N. J. Rao was an Indian chemical engineer.

== Education ==
Rao did B.Tech (Hons.) and M.Tech in Chemical Engineering from IIT Kharagpur and Ph.D. in Chemical Engineering from University of Roorkee.

== Work ==
Rao served over 34 years at IIT Roorkee / University of Roorkee at Chemical Engineering Department and Department of Paper Technology. He worked for several years as Director of Institute of Paper Technology. He was the Director of Central Pulp and Paper Research Institute, a national laboratory under Ministry of Industry (GOI) for one year. His research interest includes Energy and Environmental management of Process industries, particularly Pulp and Paper Fluid - Particle Mechanics.

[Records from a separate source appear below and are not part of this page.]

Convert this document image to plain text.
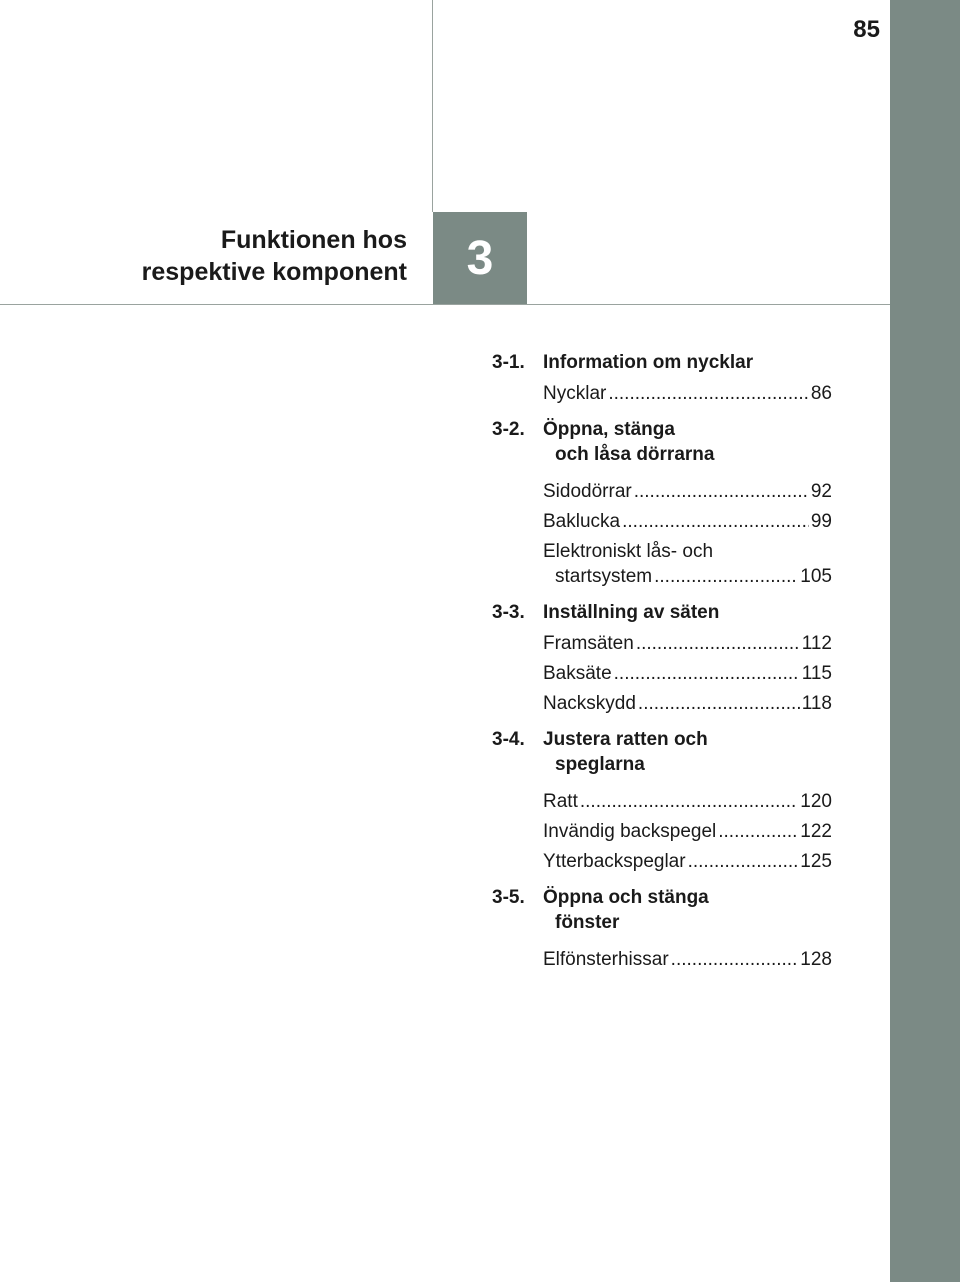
85
3
Funktionen hos
respektive komponent
3-1. Information om nycklar
Nycklar .....	86
3-2. Öppna, stänga
och låsa dörrarna
Sidodörrar .....	92
Baklucka .....	99
Elektroniskt lås- och
startsystem .....	105
3-3. Inställning av säten
Framsäten .....	112
Baksäte .....	115
Nackskydd .....	118
3-4. Justera ratten och
speglarna
Ratt .....	120
Invändig backspegel .....	122
Ytterbackspeglar .....	125
3-5. Öppna och stänga
fönster
Elfönsterhissar .....	128
carmanualsonline.info
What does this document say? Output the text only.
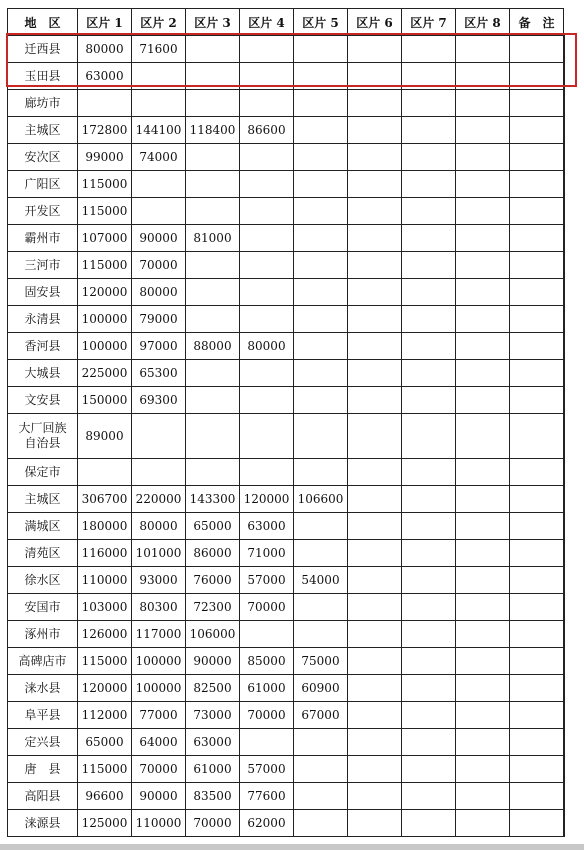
地　区	区片 1	区片 2	区片 3	区片 4	区片 5	区片 6	区片 7	区片 8	备　注	
迁西县	80000	71600								
玉田县	63000									
廊坊市										
主城区	172800	144100	118400	86600						
安次区	99000	74000								
广阳区	115000									
开发区	115000									
霸州市	107000	90000	81000							
三河市	115000	70000								
固安县	120000	80000								
永清县	100000	79000								
香河县	100000	97000	88000	80000						
大城县	225000	65300								
文安县	150000	69300								

大厂回族
自治县	89000									
保定市										
主城区	306700	220000	143300	120000	106600					
满城区	180000	80000	65000	63000						
清苑区	116000	101000	86000	71000						
徐水区	110000	93000	76000	57000	54000					
安国市	103000	80300	72300	70000						
涿州市	126000	117000	106000							
高碑店市	115000	100000	90000	85000	75000					
涞水县	120000	100000	82500	61000	60900					
阜平县	112000	77000	73000	70000	67000					
定兴县	65000	64000	63000							
唐　县	115000	70000	61000	57000						
高阳县	96600	90000	83500	77600						
涞源县	125000	110000	70000	62000						
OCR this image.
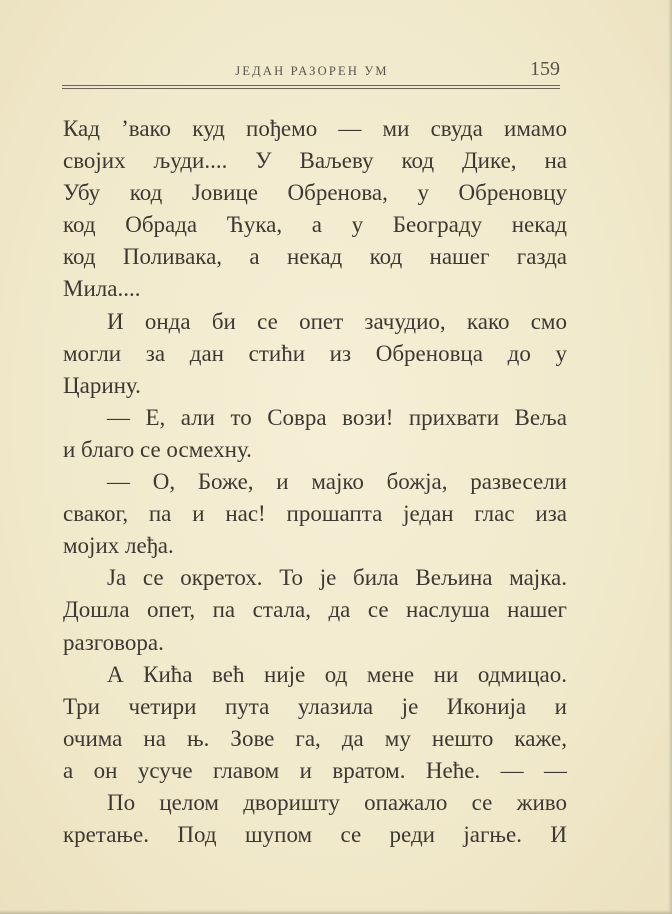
ЈЕДАН РАЗОРЕН УМ	159
Кад ’вако куд пођемо — ми свуда имамо
својих људи.... У Ваљеву код Дике, на
Убу код Јовице Обренова, у Обреновцу
код Обрада Ћука, а у Београду некад
код Поливака, а некад код нашег газда
Мила....
И онда би се опет зачудио, како смо
могли за дан стићи из Обреновца до у
Царину.
— Е, али то Совра вози! прихвати Веља
и благо се осмехну.
— О, Боже, и мајко божја, развесели
сваког, па и нас! прошапта један глас иза
мојих леђа.
Ја се окретох. То је била Вељина мајка.
Дошла опет, па стала, да се наслуша нашег
разговора.
А Кића већ није од мене ни одмицао.
Три четири пута улазила је Иконија и
очима на њ. Зове га, да му нешто каже,
а он усуче главом и вратом. Неће. — —
По целом дворишту опажало се живо
кретање. Под шупом се реди јагње. И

He published over 160 research papers and 8 Ph.D. scholars got their degrees under his guidance. He had several awards for best papers and best teacher and was associated with several National and International bodies like UNEP(NIEM), CPCB, NPC, MOEF, DST, CSE, HNL, Shreyans Industries Ltd., WBCSD, IL & FS and has visited many countries like China, France, UK, Norway, Sweden, Finland, Germany, Canada, Thailand, Vietnam, Indonesia. He was a visiting professor at NTH Trondheim (Norway). He served as Editor / Editorial Advisor / National Editor for IPPTA Journal; CSIR Journal, In Paper International, Pulp and Paper International, Urja.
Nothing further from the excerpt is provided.